In an exclusive interview with The Courier, Mr Trump’s legal counsel and vice-president of the Trump Organisation George Sorial said there was ”tested and proven” worldwide evidence of the impact wind turbines could have on sea mammals once constructed and this was one of the cornerstones of the Trump Organisation’s long-standing opposition to windfarms.
Mr Sorial’s comment was made as industry body Scottish Renewables said there was ”no evidence” that vessels using high-tech sonar to scan the seabed may be driving whales to their deaths on the beaches of Fife and Angus.
Seventeen pilot whales died after a mass beaching in the East Neuk earlier this month, just a day after a minke whale was found dead near the Bell Rock Lighthouse.
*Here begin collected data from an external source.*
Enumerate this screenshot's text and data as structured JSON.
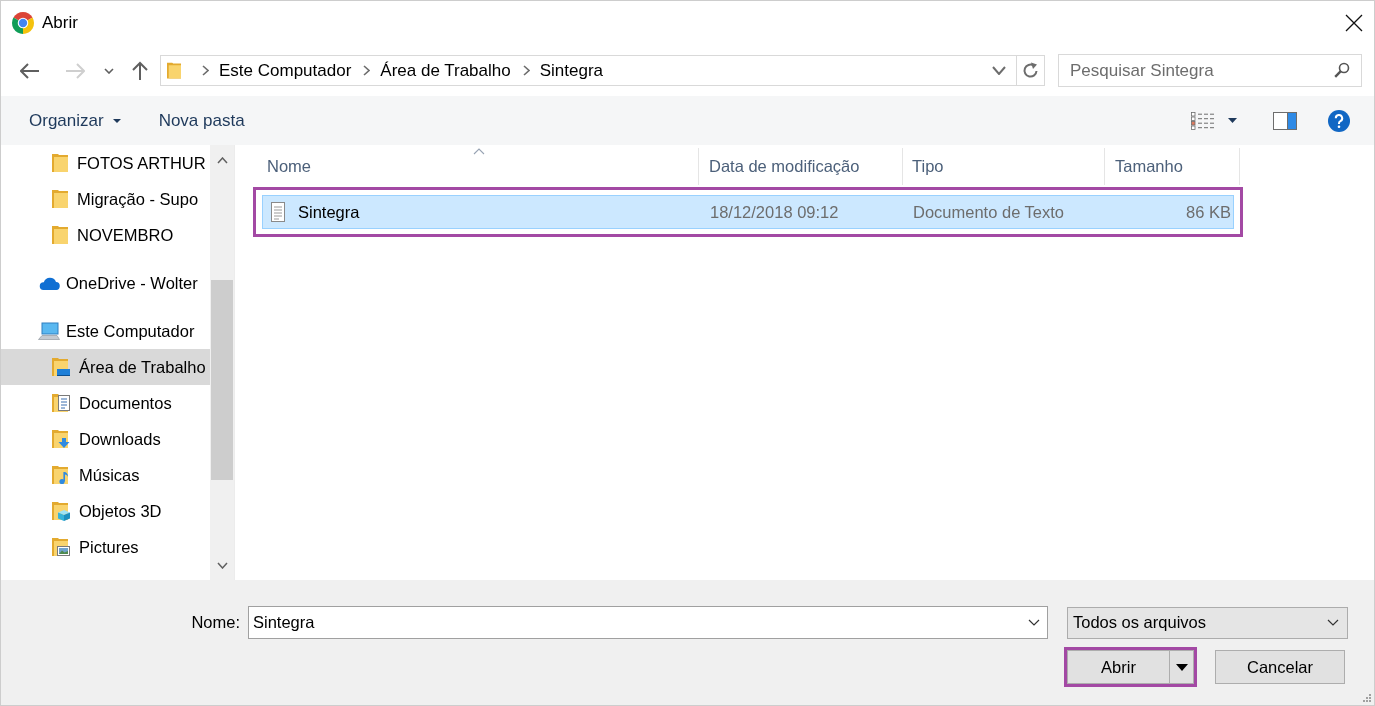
{
  "window": {
    "title": "Abrir"
  },
  "nav": {
    "buttons": [
      {
        "kind": "back",
        "disabled": false
      },
      {
        "kind": "forward",
        "disabled": true
      },
      {
        "kind": "recent",
        "disabled": false
      },
      {
        "kind": "up",
        "disabled": false
      }
    ],
    "breadcrumbs": [
      "Este Computador",
      "Área de Trabalho",
      "Sintegra"
    ]
  },
  "search": {
    "placeholder": "Pesquisar Sintegra"
  },
  "toolbar": {
    "buttons": [
      {
        "label": "Organizar",
        "dropdown": true
      },
      {
        "label": "Nova pasta",
        "dropdown": false
      }
    ]
  },
  "sidebar": {
    "items": [
      {
        "children": [
          {
            "label": "FOTOS ARTHUR",
            "kind": "folder",
            "selected": false
          },
          {
            "label": "Migração - Supo",
            "kind": "folder",
            "selected": false
          },
          {
            "label": "NOVEMBRO",
            "kind": "folder",
            "selected": false
          }
        ]
      },
      {
        "label": "OneDrive - Wolter",
        "kind": "cloud",
        "selected": false
      },
      {
        "label": "Este Computador",
        "kind": "computer",
        "selected": false,
        "children": [
          {
            "label": "Área de Trabalho",
            "kind": "desktop",
            "selected": true
          },
          {
            "label": "Documentos",
            "kind": "documents",
            "selected": false
          },
          {
            "label": "Downloads",
            "kind": "downloads",
            "selected": false
          },
          {
            "label": "Músicas",
            "kind": "music",
            "selected": false
          },
          {
            "label": "Objetos 3D",
            "kind": "objects3d",
            "selected": false
          },
          {
            "label": "Pictures",
            "kind": "pictures",
            "selected": false
          }
        ]
      }
    ]
  },
  "file_list": {
    "columns": [
      {
        "label": "Nome",
        "sorted": true
      },
      {
        "label": "Data de modificação",
        "sorted": false
      },
      {
        "label": "Tipo",
        "sorted": false
      },
      {
        "label": "Tamanho",
        "sorted": false
      }
    ],
    "rows": [
      {
        "name": "Sintegra",
        "modified": "18/12/2018 09:12",
        "type": "Documento de Texto",
        "size": "86 KB",
        "selected": true,
        "highlighted": true
      }
    ]
  },
  "footer": {
    "name_field": {
      "label": "Nome:",
      "value": "Sintegra"
    },
    "file_type": "Todos os arquivos",
    "buttons": [
      {
        "kind": "split",
        "label": "Abrir",
        "highlighted": true
      },
      {
        "kind": "plain",
        "label": "Cancelar",
        "highlighted": false
      }
    ]
  }
}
Just last week there was another death, with a 40-foot sei whale washed up on the shore at Arbroath.
There are suggestions that sonar – being used in seismic surveys to map the ocean floor to find the best places to site windfarms – could be causing the whales to become disorientated and swim dangerously close to the shore.
Mr Sorial told The Courier: ”This is really terrible. If it is connected, it’s unbelievable that this volume of whales should have to die before a single turbine has even gone up.
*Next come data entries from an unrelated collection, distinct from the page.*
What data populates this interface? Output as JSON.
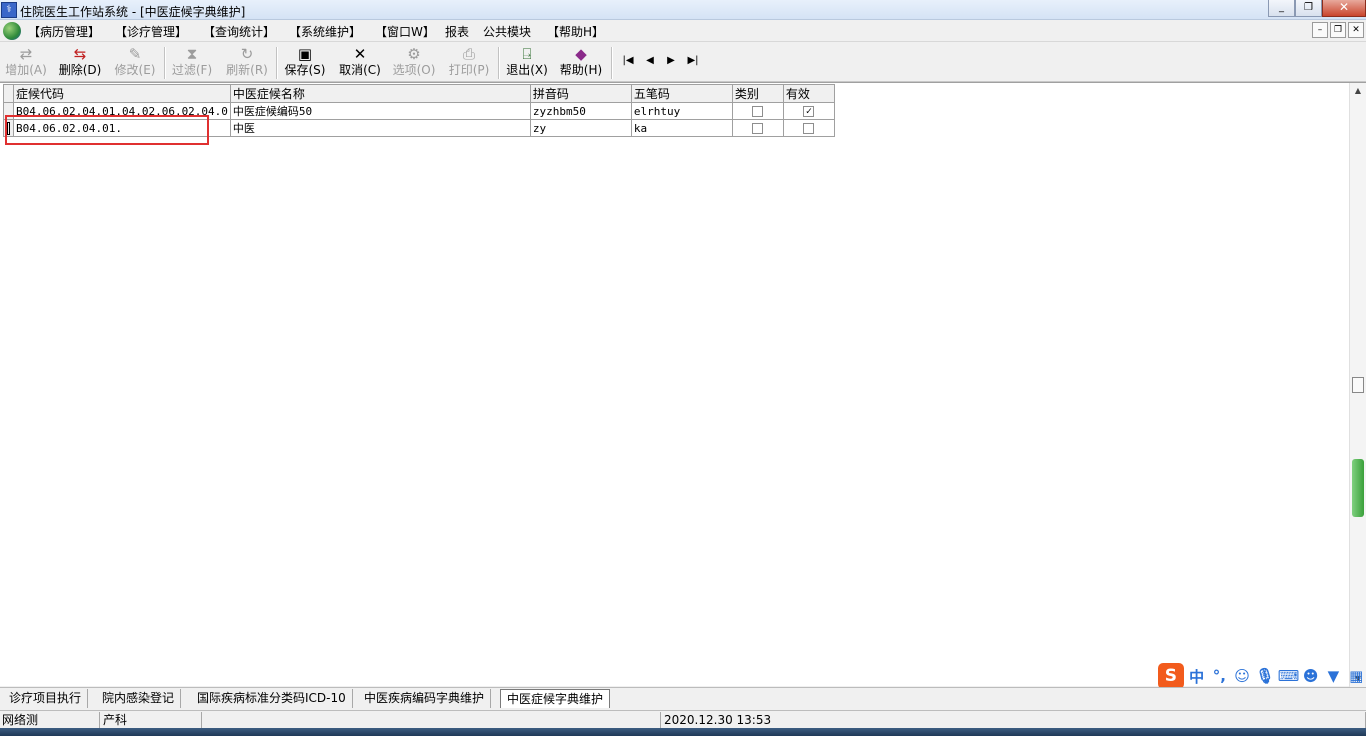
{
  "window": {
    "title": "住院医生工作站系统 - [中医症候字典维护]",
    "buttons": [
      "_",
      "❐",
      "✕"
    ]
  },
  "menubar": {
    "items": [
      "【病历管理】",
      "【诊疗管理】",
      "【查询统计】",
      "【系统维护】",
      "【窗口W】",
      "报表",
      "公共模块",
      "【帮助H】"
    ],
    "mdi_buttons": [
      "–",
      "❐",
      "✕"
    ]
  },
  "toolbar": {
    "add": "增加(A)",
    "delete": "删除(D)",
    "edit": "修改(E)",
    "filter": "过滤(F)",
    "refresh": "刷新(R)",
    "save": "保存(S)",
    "cancel": "取消(C)",
    "options": "选项(O)",
    "print": "打印(P)",
    "exit": "退出(X)",
    "help": "帮助(H)",
    "nav": [
      "|◀",
      "◀",
      "▶",
      "▶|"
    ]
  },
  "grid": {
    "columns": [
      "症候代码",
      "中医症候名称",
      "拼音码",
      "五笔码",
      "类别",
      "有效"
    ],
    "rows": [
      {
        "code": "B04.06.02.04.01.04.02.06.02.04.0",
        "name": "中医症候编码50",
        "pinyin": "zyzhbm50",
        "wubi": "elrhtuy",
        "category": false,
        "valid": true
      },
      {
        "code": "B04.06.02.04.01.",
        "name": "中医",
        "pinyin": "zy",
        "wubi": "ka",
        "category": false,
        "valid": false
      }
    ],
    "check_mark": "✓"
  },
  "ime": {
    "logo": "S",
    "lang": "中",
    "punct": "°,",
    "icons": [
      "smile-icon",
      "mic-icon",
      "keyboard-icon",
      "person-icon",
      "shirt-icon",
      "grid-icon"
    ]
  },
  "tabs": [
    "诊疗项目执行",
    "院内感染登记",
    "国际疾病标准分类码ICD-10",
    "中医疾病编码字典维护",
    "中医症候字典维护"
  ],
  "status": {
    "network": "网络测",
    "department": "产科",
    "middle": "",
    "datetime": "2020.12.30 13:53"
  }
}
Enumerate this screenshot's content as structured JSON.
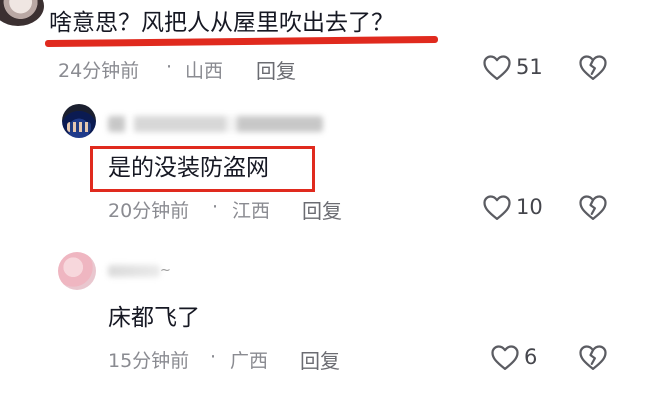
{
  "comments": [
    {
      "text": "啥意思？风把人从屋里吹出去了？",
      "time": "24分钟前",
      "dot": "·",
      "location": "山西",
      "reply_label": "回复",
      "like_count": "51"
    },
    {
      "text": "是的没装防盗网",
      "time": "20分钟前",
      "dot": "·",
      "location": "江西",
      "reply_label": "回复",
      "like_count": "10"
    },
    {
      "text": "床都飞了",
      "time": "15分钟前",
      "dot": "·",
      "location": "广西",
      "reply_label": "回复",
      "like_count": "6"
    }
  ],
  "colors": {
    "highlight": "#e02a1e",
    "text": "#161823",
    "meta": "#8a8b91"
  },
  "icons": [
    "heart-outline-icon",
    "broken-heart-icon"
  ]
}
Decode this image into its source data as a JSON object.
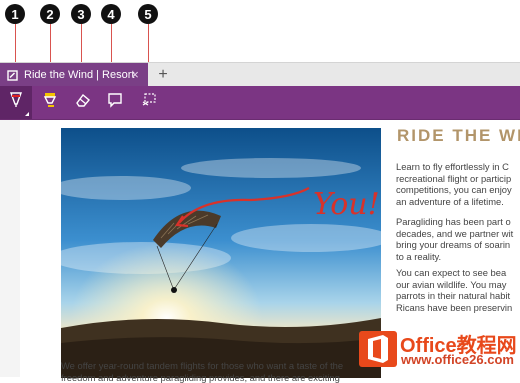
{
  "callouts": [
    "1",
    "2",
    "3",
    "4",
    "5"
  ],
  "tab": {
    "title": "Ride the Wind | Resort",
    "close": "×",
    "new_tab": "+"
  },
  "toolbar": {
    "tools": [
      {
        "name": "ballpoint-pen"
      },
      {
        "name": "highlighter"
      },
      {
        "name": "eraser"
      },
      {
        "name": "add-note"
      },
      {
        "name": "clip"
      }
    ]
  },
  "photo_annotation": {
    "text": "You!"
  },
  "article": {
    "title": "RIDE THE WIN",
    "paragraphs": [
      [
        "Learn to fly effortlessly in C",
        "recreational flight or particip",
        "competitions, you can enjoy",
        "an adventure of a lifetime."
      ],
      [
        "Paragliding has been part o",
        "decades, and we partner wit",
        "bring your dreams of soarin",
        "to a reality."
      ],
      [
        "You can expect to see bea",
        "our avian wildlife. You may",
        "parrots in their natural habit",
        "Ricans have been preservin"
      ]
    ],
    "below_photo": [
      "We offer year-round tandem flights for those who want a taste of the",
      "freedom and adventure paragliding provides, and there are exciting"
    ]
  },
  "watermark": {
    "brand": "Office教程网",
    "url": "www.office26.com"
  },
  "colors": {
    "accent": "#7b3583",
    "tab": "#7a3f86",
    "title": "#b2956a",
    "watermark": "#e8491b"
  }
}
”It’s a terrible sacrifice. It’s not just birds that suffer from wind turbines but sea mammals too. It is well documented that wind turbines, once constructed, interfere with mammals. We again call for a moratorium on windfarms until a detailed study is carried out.”
Mr Trump, a prominent opponent of wind power, has crossed swords with First Minister Alex Salmond over a proposed offshore windfarm within sight of his golf course development in Aberdeenshire and Mr Sorial confirmed that the ”battle goes on”.
The Courier also contacted two of the companies hoping to develop windfarms in the North Sea within sight of the Fife and Angus coast.
A spokesman for Mainstream Renewables – which is behind plans for a 60- to 125-turbine windfarm at Neart na Gaoithe, seven miles off Fife Ness – said it was the company’s view that this was an ”industry matter” and they agreed with the statement by Scottish Renewables.
A spokesman for Scottish and Southern Energy, speaking on behalf of Seagreen – a partner hoping to develop a zone around 25km east of Fife – said there were no boats working on Seagreen’s behalf in the area immediately prior to the whales being washed up.